Sure, you could of course add foam but would that really be realistic. I would primarily try two things. First would be to make a darken mask over the area covered by water. Secondly try and remove some of the specularity of the land (if possible). Another thing you could try would be too increasing the refraction more quickly (by changing the depth factor). I’m not entirely sure if a sharpen edge should be apparent, perhaps it’s better if it’s diffuse.

I would just like to say that I really love your water, especially the waves looks very nice.

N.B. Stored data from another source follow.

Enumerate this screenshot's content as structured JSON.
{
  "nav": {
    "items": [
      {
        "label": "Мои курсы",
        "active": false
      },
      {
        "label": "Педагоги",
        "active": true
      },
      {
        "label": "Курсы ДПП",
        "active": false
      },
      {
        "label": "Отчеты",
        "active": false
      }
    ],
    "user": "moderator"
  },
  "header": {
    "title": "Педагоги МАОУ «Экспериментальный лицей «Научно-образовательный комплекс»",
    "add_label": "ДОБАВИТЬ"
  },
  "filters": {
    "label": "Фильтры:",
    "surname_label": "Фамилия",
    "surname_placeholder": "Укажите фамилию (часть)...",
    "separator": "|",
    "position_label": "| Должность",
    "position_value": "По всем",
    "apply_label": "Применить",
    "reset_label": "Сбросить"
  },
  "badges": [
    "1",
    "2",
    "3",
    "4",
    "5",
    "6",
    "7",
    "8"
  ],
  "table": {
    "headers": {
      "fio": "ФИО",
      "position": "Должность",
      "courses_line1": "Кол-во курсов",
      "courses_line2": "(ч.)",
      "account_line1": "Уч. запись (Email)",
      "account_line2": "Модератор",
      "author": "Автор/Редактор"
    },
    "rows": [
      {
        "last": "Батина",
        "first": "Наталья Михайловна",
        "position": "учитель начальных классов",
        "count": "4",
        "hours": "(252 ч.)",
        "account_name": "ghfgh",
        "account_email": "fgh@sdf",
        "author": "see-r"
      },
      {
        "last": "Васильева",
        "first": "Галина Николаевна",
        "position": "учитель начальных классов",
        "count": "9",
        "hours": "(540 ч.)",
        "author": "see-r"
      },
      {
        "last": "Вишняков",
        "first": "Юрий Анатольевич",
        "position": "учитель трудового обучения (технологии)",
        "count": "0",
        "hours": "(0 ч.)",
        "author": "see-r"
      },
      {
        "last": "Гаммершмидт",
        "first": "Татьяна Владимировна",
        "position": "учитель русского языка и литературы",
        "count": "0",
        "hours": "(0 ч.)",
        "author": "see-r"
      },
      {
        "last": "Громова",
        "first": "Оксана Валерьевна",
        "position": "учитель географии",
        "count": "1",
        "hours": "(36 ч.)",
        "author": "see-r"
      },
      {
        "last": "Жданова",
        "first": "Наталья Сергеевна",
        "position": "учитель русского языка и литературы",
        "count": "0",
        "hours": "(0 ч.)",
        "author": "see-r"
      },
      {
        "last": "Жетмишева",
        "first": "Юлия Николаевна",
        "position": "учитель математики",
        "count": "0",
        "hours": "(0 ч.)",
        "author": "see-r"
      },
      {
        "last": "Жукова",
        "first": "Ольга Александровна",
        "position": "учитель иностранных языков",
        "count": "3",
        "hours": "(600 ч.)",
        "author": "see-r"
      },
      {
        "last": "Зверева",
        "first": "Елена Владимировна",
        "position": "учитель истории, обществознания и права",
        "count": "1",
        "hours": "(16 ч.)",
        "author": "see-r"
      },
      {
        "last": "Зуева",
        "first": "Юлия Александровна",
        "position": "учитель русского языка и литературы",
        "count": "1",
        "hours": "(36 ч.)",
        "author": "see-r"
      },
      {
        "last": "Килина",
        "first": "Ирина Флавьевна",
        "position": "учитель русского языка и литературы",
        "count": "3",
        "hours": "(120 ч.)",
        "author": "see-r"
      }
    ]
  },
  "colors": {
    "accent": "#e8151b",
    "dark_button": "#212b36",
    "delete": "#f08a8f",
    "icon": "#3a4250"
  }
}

This picture show the lesser specularity on the ground I was talking about.
http://www.galleri.andeoliv.com/lake3a.jpg

This picture show the darker (in this case because of mud)
http://privat.sommarskog.se/Argentina/Mellan/Flamingos/736-first-lake.JPG

Now I'm assuming that this is a lake, from what I can see in the picture. If it is ocean meeting land I would use foam.
Nice water!

It might help if your underwater fog was more dense. You rarely see water that clear in real life, which is one of the reasons the underwater ground is darker. Also it looks like you are not fogging the water surface, so it doesn't blend into the terrain in the distance. There's some aliasing from the high frequency normals in the distance, you can reduce that by scaling distortion inversely with the camera distance.
How about a caustic effect? Something like this little trick would distinguish the lakebed from dry land with dynamic lighting. I used something similar to good effect in an old class project and I found it to be cheap and effective.
Off topic, but:
If you are using light scattering (at least, it looks like you do), you should also apply this to the water surface.